The contractors tasked with clearing trees at Perth Crematorium to make way for a new road have been told to preserve as many as possible, according to the council.
For this reason the council said it was unable to say how many trees will be lost during the work.
Tree felling began at the weekend, the first of four weekends over which the work will be carried out.
“The affected trees are mainly in the woodland area along the southern boundary and along the driveway,” said the council.
“There will also be some trimming of lower branches along the avenue within the crematorium grounds in preparation for a new overflow parking facility.”

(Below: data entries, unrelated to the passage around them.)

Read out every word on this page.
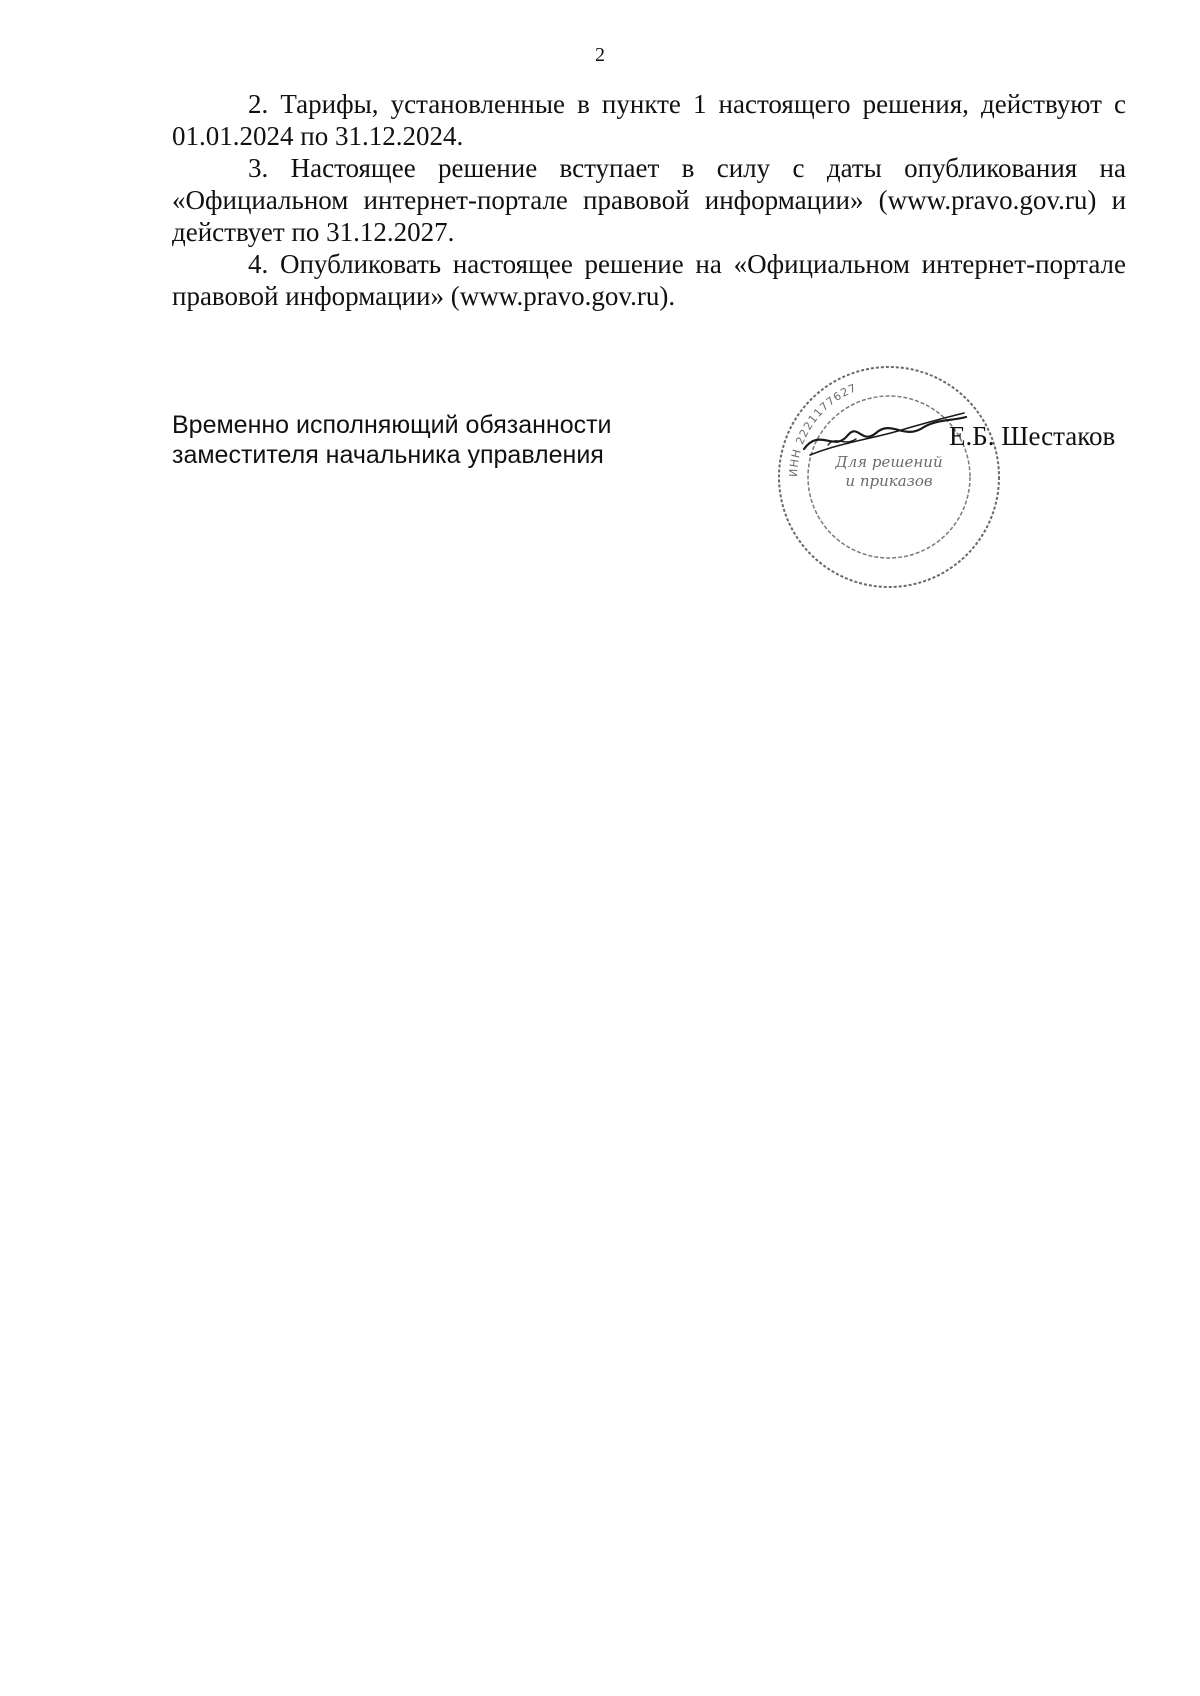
2

2. Тарифы, установленные в пункте 1 настоящего решения, действуют с 01.01.2024 по 31.12.2024.

3. Настоящее решение вступает в силу с даты опубликования на «Официальном интернет-портале правовой информации» (www.pravo.gov.ru) и действует по 31.12.2027.

4. Опубликовать настоящее решение на «Официальном интернет-портале правовой информации» (www.pravo.gov.ru).

Временно исполняющий обязанности
заместителя начальника управления
ИНН 2221177627
Для решений
и приказов
Е.Б. Шестаков
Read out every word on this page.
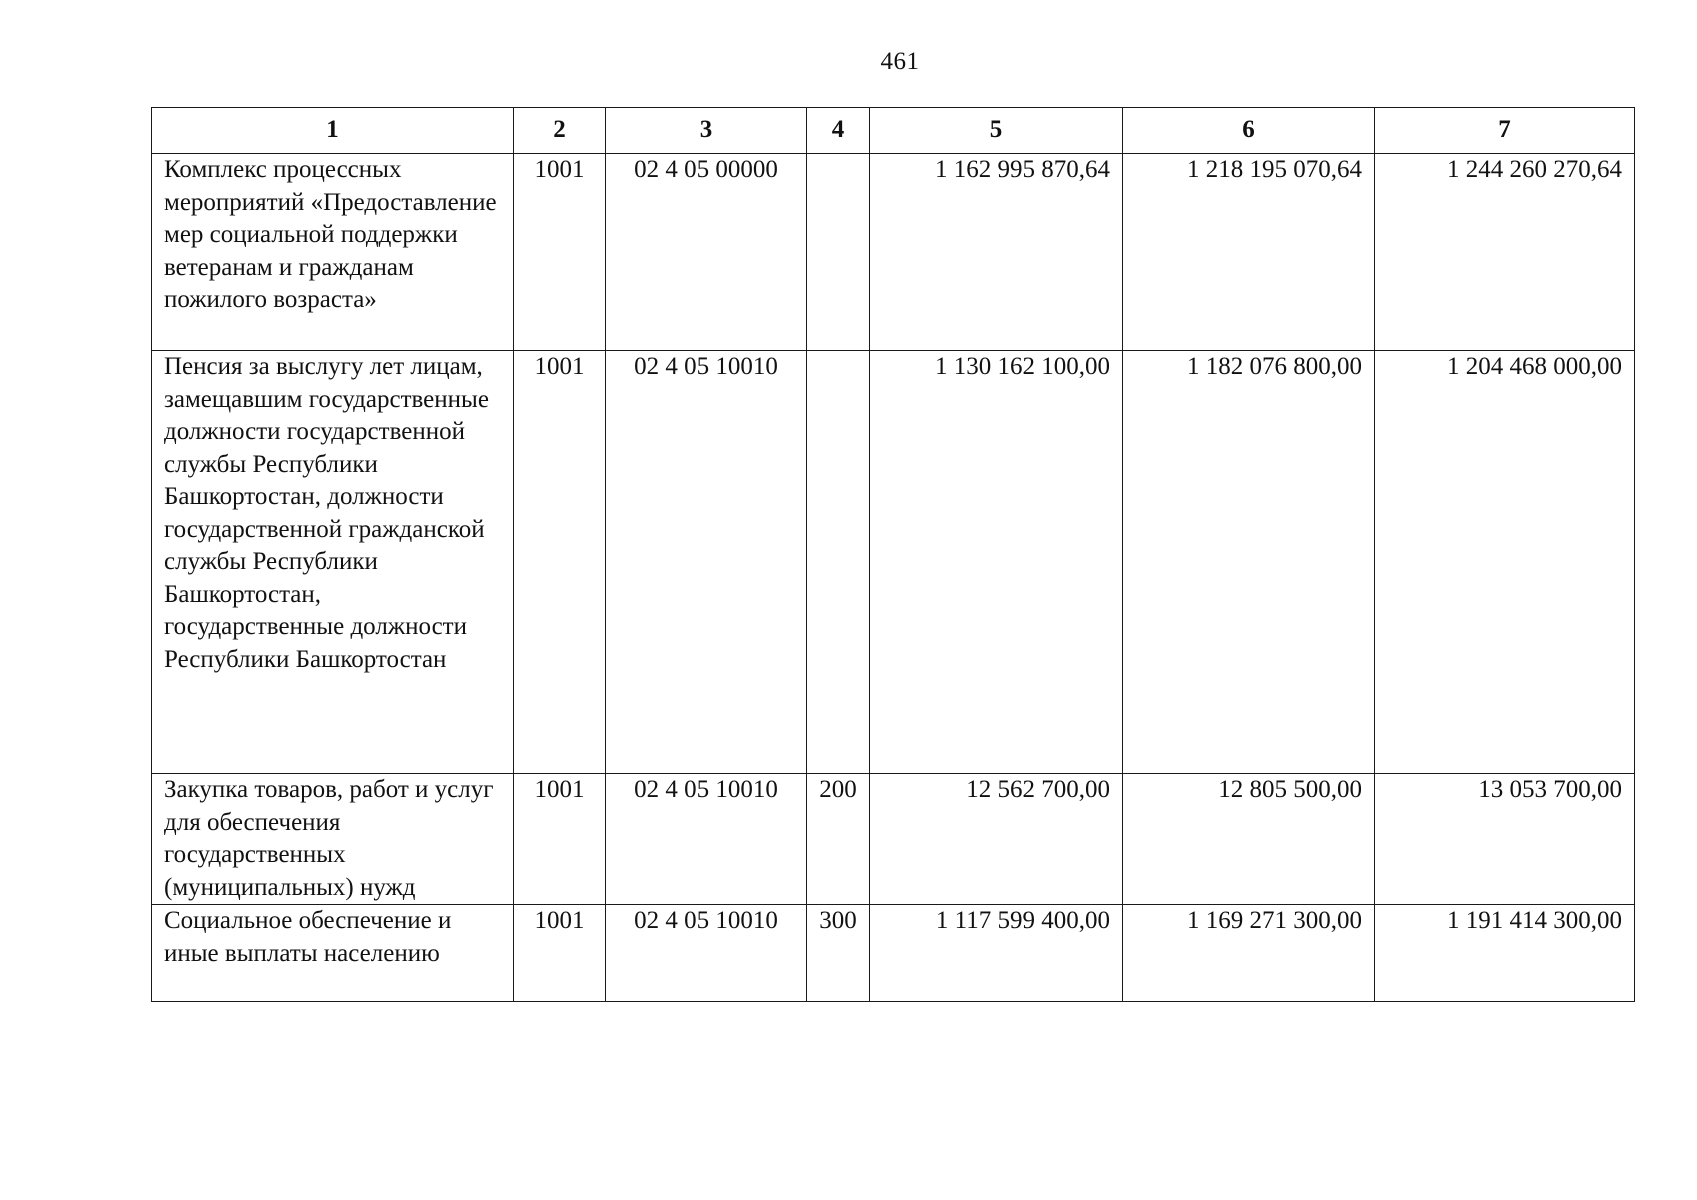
461
1	2	3	4	5	6	7
Комплекс процессных мероприятий «Предоставление мер социальной поддержки ветеранам и гражданам пожилого возраста»	1001	02 4 05 00000		1 162 995 870,64	1 218 195 070,64	1 244 260 270,64
Пенсия за выслугу лет лицам, замещавшим государственные должности государственной службы Республики Башкортостан, должности государственной гражданской службы Республики Башкортостан, государственные должности Республики Башкортостан	1001	02 4 05 10010		1 130 162 100,00	1 182 076 800,00	1 204 468 000,00
Закупка товаров, работ и услуг для обеспечения государственных (муниципальных) нужд	1001	02 4 05 10010	200	12 562 700,00	12 805 500,00	13 053 700,00
Социальное обеспечение и иные выплаты населению	1001	02 4 05 10010	300	1 117 599 400,00	1 169 271 300,00	1 191 414 300,00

The tree clearance is in order to construct a new boundary and access for Perth Crematorium which is part of the wider project to construct the A9/A85 junction improvement and link road to Bertha park.
The project also includes a new grade separated junction on the A9, and a new link road to Bertha Park.
The project is seen as vital in opening up areas of land for new development as part of Perth Transport Futures Project.
The crematorium tree felling will take place every weekend up to and including February 4 and 5.
On the Saturday and Sunday over these weekends the book of remembrance will be located at the North Inch Community Campus, Gowans Terrace, Perth.
The tree felling has angered many, including the Woodland Trust who say ancient woodland will be lost.
“According to Scottish Natural Heritage’s Ancient Woodland Inventory of Scotland the trees around Perth Crematorium constitute ancient woodland,” said a spokesperson.
“Ancient woodlands are now incredibly rare in Scotland and are hugely valuable.
“Although we welcome all woodland planting, the compensatory planting scheme will not come close to replacing the rich habitat that will be lost with this ancient woodland.”